ESET has investigated and identified a complex threat posed by a new strain of malware that has so far affected half a million users.
Dubbed as Stantinko, ESET’s latest white paper analyses this highly inconspicuous malware which tricks victims into downloading pirated software from fake torrent sites, and that has continually morphed to avoid detection for the last five years.
Targeting mainly Russian speakers, Stantinko is a network of bots which is monetised by installing browser extensions that inject fake ads while surfing the web. Once installed on a machine it can perform massive Google searches anonymously and create fake accounts on Facebook; with the capability to like pictures, pages and add friends.
A ‘Modular Backdoor’
Stantinko’s ability to evade anti-virus detection relies upon heavy obfuscation and hiding in plain sight inside code that looks legitimate, according to ESET.
Using advanced techniques, malicious code is hidden either encrypted in a file or in the Windows Registry. It is then decrypted using a key generated during the initial compromise. Its malicious behaviour can’t be detected until it receives new components from its command and control server, making it difficult to uncover.
Once a machine is infected, it installs two harmful Windows services that launch every time the system is started. “It is difficult to get rid of once you have it, as each component service has the ability to reinstall the other in case one of them is deleted from the system. To fully eliminate the problem, the user has to delete both services from their machine at the same time,” said Frédéric Vachon, Malware Researcher, ESET.
As soon as the malware is in the device it installs two browser plugins, both available on the Google Chrome Web Store – ‘The Safe Surfing’ and ‘Teddy Protection.’ “Both plugins were still available online during our analysis,” said Marc-Etienne Léveillé, Senior Malware Reseracher, ESET. “At first sight, they look like legitimate browser extensions and even have a website. However, when installed by Stantinko, the extensions receive a different configuration containing rules to perform click-fraud and ad injection.”
Once the malware has infiltrated, Stantinko’s operators can use flexible plugins to do anything they wish with the compromised system.
These include conducting massive anonymous searches to find Joomla and WordPress sites, performing brute force attacks on these sites, finding and stealing data, and creating fake accounts on Facebook.
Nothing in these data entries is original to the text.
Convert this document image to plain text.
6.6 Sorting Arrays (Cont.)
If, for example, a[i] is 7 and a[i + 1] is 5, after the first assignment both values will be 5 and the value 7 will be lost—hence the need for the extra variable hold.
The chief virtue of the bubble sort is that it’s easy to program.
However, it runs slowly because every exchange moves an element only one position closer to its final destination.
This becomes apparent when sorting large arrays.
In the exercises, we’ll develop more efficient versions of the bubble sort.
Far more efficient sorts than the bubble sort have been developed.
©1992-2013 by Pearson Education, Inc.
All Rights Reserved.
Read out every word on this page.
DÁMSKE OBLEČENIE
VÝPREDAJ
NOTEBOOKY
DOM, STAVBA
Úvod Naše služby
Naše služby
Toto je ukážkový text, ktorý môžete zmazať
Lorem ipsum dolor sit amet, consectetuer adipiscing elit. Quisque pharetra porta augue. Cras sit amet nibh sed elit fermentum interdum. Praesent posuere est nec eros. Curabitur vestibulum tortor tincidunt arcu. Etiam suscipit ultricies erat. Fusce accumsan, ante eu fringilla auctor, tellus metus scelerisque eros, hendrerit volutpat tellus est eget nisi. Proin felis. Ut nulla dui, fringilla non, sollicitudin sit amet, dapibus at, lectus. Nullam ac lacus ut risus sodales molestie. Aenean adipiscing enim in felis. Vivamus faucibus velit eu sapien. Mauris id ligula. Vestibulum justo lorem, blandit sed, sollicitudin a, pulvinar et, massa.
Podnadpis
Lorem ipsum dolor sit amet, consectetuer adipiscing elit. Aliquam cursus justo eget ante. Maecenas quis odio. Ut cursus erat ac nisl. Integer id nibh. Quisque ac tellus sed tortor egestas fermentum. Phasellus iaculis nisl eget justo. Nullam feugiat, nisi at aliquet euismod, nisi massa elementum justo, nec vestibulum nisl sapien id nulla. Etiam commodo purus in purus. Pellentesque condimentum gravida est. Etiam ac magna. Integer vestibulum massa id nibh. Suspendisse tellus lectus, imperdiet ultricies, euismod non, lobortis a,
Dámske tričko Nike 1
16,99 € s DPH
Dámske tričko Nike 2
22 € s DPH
How do Stantinko hackers make money?
Stantinko has the potential to be very lucrative as click fraud is a major source of revenue for hackers. Research conducted by White Ops and the Association of National Advertisers in the US estimated click fraud will cost businesses $6.5 billion this year alone.
Details of the sites victim to brute force attacks can also be sold on the underground market after it is compromised by Stantinko, which guesses the passwords by trying thousands of different credentials. Although ESET Researchers couldn’t witness the malicious activity on the social network, operators of Stantinko have a tool that allows them to perform fraud on Facebook, selling ‘likes’ to illegitimately capture the attention of unsuspecting consumers.
The Safe Surfing and Teddy Protection plugins are able to inject adverts or redirect the user. “It allows Stantinko operators to be paid for the traffic they provide to these adverts. We even found users would reach the advertiser’s website directly through Stantinko-owned ads,” said Matthieu Faou, Malware Researcher at ESET.